The Advisors' Blog

This blog features wisdom from respected compensation consultants and lawyers

June 8, 2015

How to Set Threshold & Maximum Payouts That Are Tailor-Made

Broc Romanek, CompensationStandards.com

Here’s an excerpt from this piece by Semler Brossy’s Seymour Burchman and Blair Jones:

Compensation committees are often tempted to follow conventional wisdom and follow how other companies, especially peers, have traditionally structured their payouts, using either a symmetric payout curve, or a payout curve with equal ranges above and below target. Two practices are common: using 90 percent of target for threshold and 110 percent of target for maximum or using 80 percent of target for threshold and 120 percent of target for maximum. Executives then usually get 50 percent of their target bonuses if they achieve the lower level and 150 or 200 percent if they achieve the higher one. A cap of 200 percent helps compensation committees avoid encouraging unacceptable risk-taking and paying too much for windfalls.
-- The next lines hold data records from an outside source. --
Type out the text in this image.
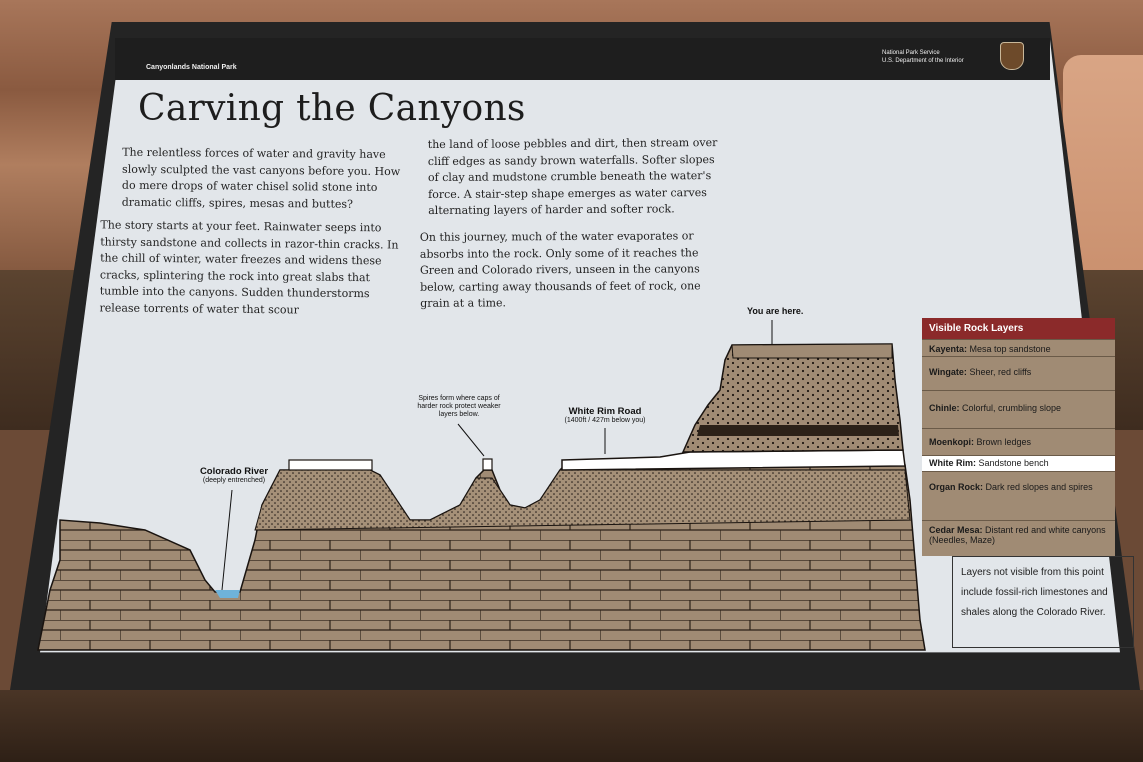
Canyonlands National Park
National Park Service
U.S. Department of the Interior
Carving the Canyons
The relentless forces of water and gravity have slowly sculpted the vast canyons before you. How do mere drops of water chisel solid stone into dramatic cliffs, spires, mesas and buttes?
The story starts at your feet. Rainwater seeps into thirsty sandstone and collects in razor-thin cracks. In the chill of winter, water freezes and widens these cracks, splintering the rock into great slabs that tumble into the canyons. Sudden thunderstorms release torrents of water that scour
the land of loose pebbles and dirt, then stream over cliff edges as sandy brown waterfalls. Softer slopes of clay and mudstone crumble beneath the water's force. A stair-step shape emerges as water carves alternating layers of harder and softer rock.
On this journey, much of the water evaporates or absorbs into the rock. Only some of it reaches the Green and Colorado rivers, unseen in the canyons below, carting away thousands of feet of rock, one grain at a time.
You are here.
Spires form where caps of harder rock protect weaker layers below.	White Rim Road
(1400ft / 427m below you)
Colorado River
(deeply entrenched)
Visible Rock Layers
Kayenta: Mesa top sandstone
Wingate: Sheer, red cliffs
Chinle: Colorful, crumbling slope
Moenkopi: Brown ledges
White Rim: Sandstone bench
Organ Rock: Dark red slopes and spires
Cedar Mesa: Distant red and white canyons (Needles, Maze)
Layers not visible from this point include fossil-rich limestones and shales along the Colorado River.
Because thresholds and maximum payout levels need to take into account many factors, particularly the relative predictability and volatility of performance outcomes as well as investor expectations, compensation committees need to move beyond conventional practices. They should instead use analyses that are tailored to their company.

For example, consider the case of a branded food company with stable revenues. This company has launched several high-growth, albeit unproven, initiatives to develop innovative products in new categories in addition to expanding geographically. For years, executives have delivered predictable results which were rewarded by payouts fitting a narrow symmetric payout curve, one with a 95 percent threshold and 105 percent maximum. (See Figure 1.) As a result, the compensation committee considers whether, and how, to adjust the range in light of the shift to a strategy with less predictable outcomes.